Мы вышли из театра вместе. С тех пор почти полтора месяца он часто приходил в театр и просиживал у меня в артистической до конца спектакля. Он смеялся моим шуткам и рассказывал эпизоды из своей поистине романтической жизни…
Никогда не забуду рассказа Григория Ивановича о том, как за ним охотился целый отряд жандармов.
…Когда было обнаружено место его пребывания, он выбежал из своего убежища и бросился в степь, в хлеба. Жандармы начали прочесывать хлебное поле. Колосья были высокие, и Григорий Иванович лежал, прижавшись к земле, надеясь остаться незамеченным. Но вдруг перед ним возникла толстая, красная, мокрая от пота рожа жандарма. Несколько секунд они смотрели друг на друга.
— Я понял, — сказал Григорий Иванович, — что должен кончить этого человека, но так, чтобы рожь не колыхнулась. И рожь не колыхнулась.
Григорий Иванович рассказывал мне этот эпизод с какой-то особой, я бы даже сказал, скромной улыбкой, словно хотел убедить меня, что ничего особенного, сверхчеловеческого он не сделал, что сделал он только необходимое.
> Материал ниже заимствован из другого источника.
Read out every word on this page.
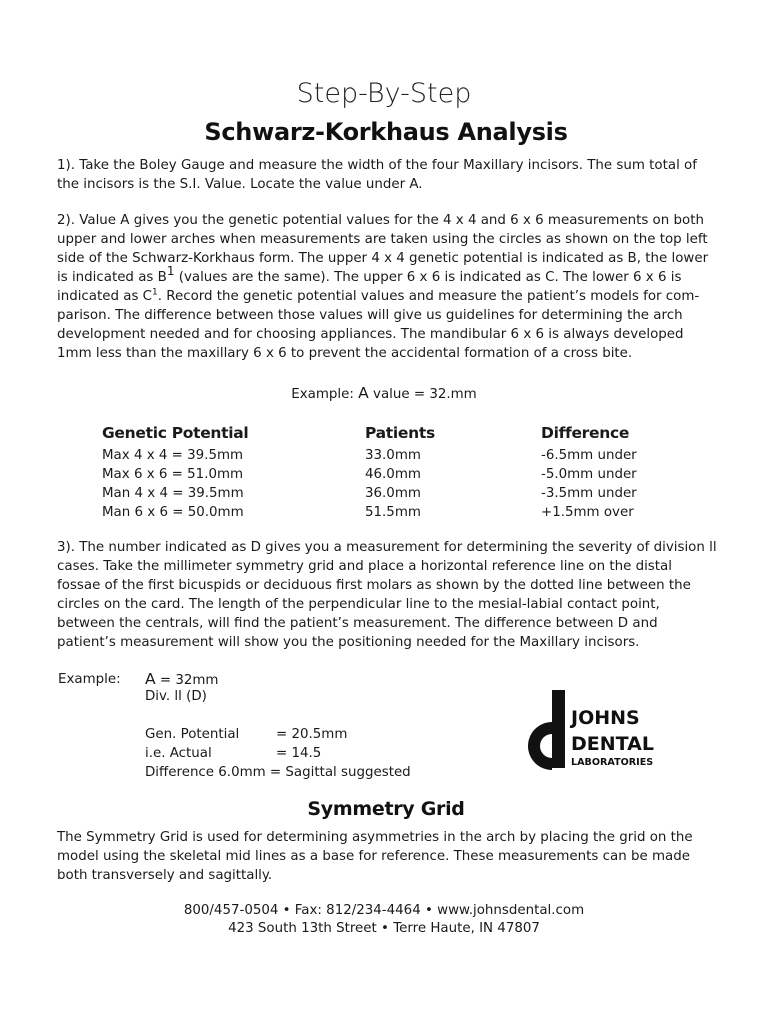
Step-By-Step
Schwarz-Korkhaus Analysis
1). Take the Boley Gauge and measure the width of the four Maxillary incisors. The sum total of the incisors is the S.I. Value. Locate the value under A.
2). Value A gives you the genetic potential values for the 4 x 4 and 6 x 6 measurements on both upper and lower arches when measurements are taken using the circles as shown on the top left side of the Schwarz-Korkhaus form. The upper 4 x 4 genetic potential is indicated as B, the lower is indicated as B1 (values are the same). The upper 6 x 6 is indicated as C. The lower 6 x 6 is indicated as $C^1$. Record the genetic potential values and measure the patient’s models for com-parison. The difference between those values will give us guidelines for determining the arch development needed and for choosing appliances. The mandibular 6 x 6 is always developed 1mm less than the maxillary 6 x 6 to prevent the accidental formation of a cross bite.
Example: A value = 32.mm
Genetic Potential
Max 4 x 4 = 39.5mm
Max 6 x 6 = 51.0mm
Man 4 x 4 = 39.5mm
Man 6 x 6 = 50.0mm
Patients
33.0mm
46.0mm
36.0mm
51.5mm
Difference
-6.5mm under
-5.0mm under
-3.5mm under
+1.5mm over
3). The number indicated as D gives you a measurement for determining the severity of division ll cases. Take the millimeter symmetry grid and place a horizontal reference line on the distal fossae of the first bicuspids or deciduous first molars as shown by the dotted line between the circles on the card. The length of the perpendicular line to the mesial-labial contact point, between the centrals, will find the patient’s measurement. The difference between D and patient’s measurement will show you the positioning needed for the Maxillary incisors.
Example: A = 32mm
Div. ll (D)
Gen. Potential	= 20.5mm
i.e. Actual	= 14.5
Difference 6.0mm = Sagittal suggested
JOHNS
DENTAL
LABORATORIES
Symmetry Grid
The Symmetry Grid is used for determining asymmetries in the arch by placing the grid on the model using the skeletal mid lines as a base for reference. These measurements can be made both transversely and sagittally.
800/457-0504 • Fax: 812/234-4464 • www.johnsdental.com
423 South 13th Street • Terre Haute, IN 47807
Необходимое-то необходимое, но какие душевные силы надо иметь для этого!»
Утёсов конечно же был наслышан о Котовском задолго до этой неожиданной встречи. Знал он и то, что 4 октября 1916 года Григорий Иванович был приговорен военным судом к смертной казни через повешение. Но осуществить эту суровую меру не удалось — одесские рабочие грозились штурмом взять тюрьму, и смертную казнь заменили вечной каторгой. Вскоре после Февральской революции Котовский был освобожден из тюрьмы и выполнял теперь поручения Одесского Совета рабочих и солдатских депутатов.
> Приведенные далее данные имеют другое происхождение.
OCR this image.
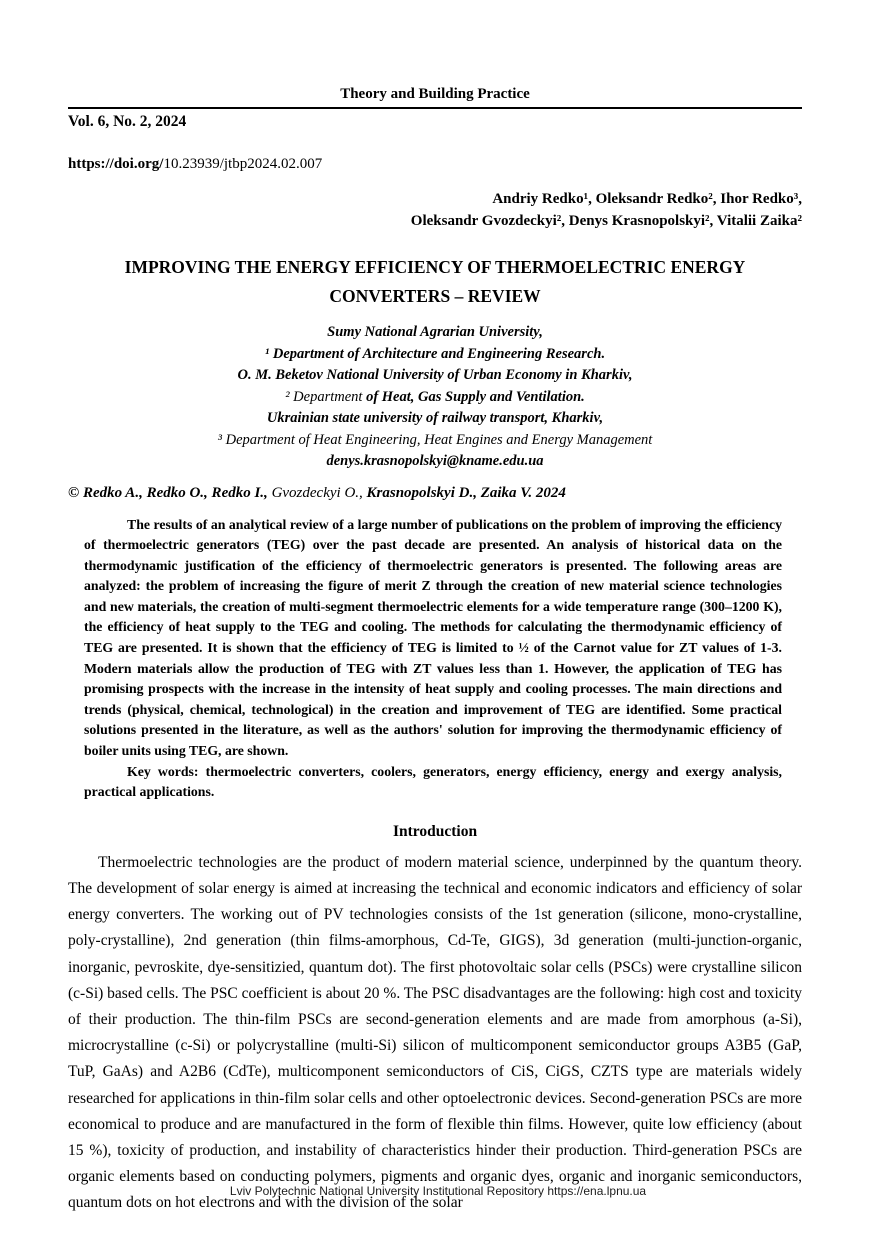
Theory and Building Practice
Vol. 6, No. 2, 2024
https://doi.org/10.23939/jtbp2024.02.007
Andriy Redko¹, Oleksandr Redko², Ihor Redko³,
Oleksandr Gvozdeckyi², Denys Krasnopolskyi², Vitalii Zaika²
IMPROVING THE ENERGY EFFICIENCY OF THERMOELECTRIC ENERGY CONVERTERS – REVIEW
Sumy National Agrarian University,
¹ Department of Architecture and Engineering Research.
O. M. Beketov National University of Urban Economy in Kharkiv,
² Department of Heat, Gas Supply and Ventilation.
Ukrainian state university of railway transport, Kharkiv,
³ Department of Heat Engineering, Heat Engines and Energy Management
denys.krasnopolskyi@kname.edu.ua
© Redko A., Redko O., Redko I., Gvozdeckyi O., Krasnopolskyi D., Zaika V. 2024

The results of an analytical review of a large number of publications on the problem of improving the efficiency of thermoelectric generators (TEG) over the past decade are presented. An analysis of historical data on the thermodynamic justification of the efficiency of thermoelectric generators is presented. The following areas are analyzed: the problem of increasing the figure of merit Z through the creation of new material science technologies and new materials, the creation of multi-segment thermoelectric elements for a wide temperature range (300–1200 K), the efficiency of heat supply to the TEG and cooling. The methods for calculating the thermodynamic efficiency of TEG are presented. It is shown that the efficiency of TEG is limited to ½ of the Carnot value for ZT values of 1-3. Modern materials allow the production of TEG with ZT values less than 1. However, the application of TEG has promising prospects with the increase in the intensity of heat supply and cooling processes. The main directions and trends (physical, chemical, technological) in the creation and improvement of TEG are identified. Some practical solutions presented in the literature, as well as the authors' solution for improving the thermodynamic efficiency of boiler units using TEG, are shown.

Key words: thermoelectric converters, coolers, generators, energy efficiency, energy and exergy analysis, practical applications.

Introduction

Thermoelectric technologies are the product of modern material science, underpinned by the quantum theory. The development of solar energy is aimed at increasing the technical and economic indicators and efficiency of solar energy converters. The working out of PV technologies consists of the 1st generation (silicone, mono-crystalline, poly-crystalline), 2nd generation (thin films-amorphous, Cd-Te, GIGS), 3d generation (multi-junction-organic, inorganic, pevroskite, dye-sensitizied, quantum dot). The first photovoltaic solar cells (PSCs) were crystalline silicon (c-Si) based cells. The PSC coefficient is about 20 %. The PSC disadvantages are the following: high cost and toxicity of their production. The thin-film PSCs are second-generation elements and are made from amorphous (a-Si), microcrystalline (c-Si) or polycrystalline (multi-Si) silicon of multicomponent semiconductor groups A3B5 (GaP, TuP, GaAs) and A2B6 (CdTe), multicomponent semiconductors of CiS, CiGS, CZTS type are materials widely researched for applications in thin-film solar cells and other optoelectronic devices. Second-generation PSCs are more economical to produce and are manufactured in the form of flexible thin films. However, quite low efficiency (about 15 %), toxicity of production, and instability of characteristics hinder their production. Third-generation PSCs are organic elements based on conducting polymers, pigments and organic dyes, organic and inorganic semiconductors, quantum dots on hot electrons and with the division of the solar

Lviv Polytechnic National University Institutional Repository https://ena.lpnu.ua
Среди знакомых Леонида Осиповича был одессит — профессор Исай Павлович Шмидт. В 19 лет он стал заключенным Шлиссельбургской крепости, после ссылки вернулся в родной город и поступил в Новороссийский университет. Но идеи революции оказались сильнее науки — в Одессе он снова попал в тюрьму и встретился там с Котовским. Вскоре стал его помощником и комиссаром 45-й стрелковой дивизии. В тридцатые годы Исай Павлович преподавал историю в ряде московских вузов, нередко виделся с Утёсовым, и конечно же разговор их заходил о судьбе и трагической гибели «одесского Робина Гуда» — Григория Котовского.
«Я — сын революции…»
Семья Утёсова — он сам, жена и маленькая Эдит — жила в 1918 году в доме его родителей. Дите шел четвертый год. Она уже не только умела разговаривать, но и имела свое представление о событиях, происходящих за окнами дома, находящегося на границе Молдаванки и Базарной улицы (последняя в советское время была названа именем Кирова). За окном все чаще слышались выстрелы, а порой по соседству шли настоящие бои. Отдельные районы города переходили из рук в руки порой по несколько раз в день. Во время затишья под окнами двигались похоронные процессии. Однажды Дита спросила: «Папочка, а меня не будут завтра хоронить?» Леонид Осипович, с грустью посмотрев на дочь, подумал про себя: «Никогда не предполагал, что после моего бурно веселого детства моей дочери будет суждено такое».
Как-то раз в заколоченную парадную дверь дома, где жили Утёсовы (с наступлением смутных времен этим входом перестали пользоваться), раздался требовательный стук, за которым последовала просьба принять раненых. Услышав слово «товарищ», Утёсов с большим трудом вышиб дверь, и в дом внесли двух человек на шинелях, заменявших носилки: «С невыразимой болью смотрел я на раненых. Хоть и был я недавно солдатом, но развороченное человеческое тело видел впервые.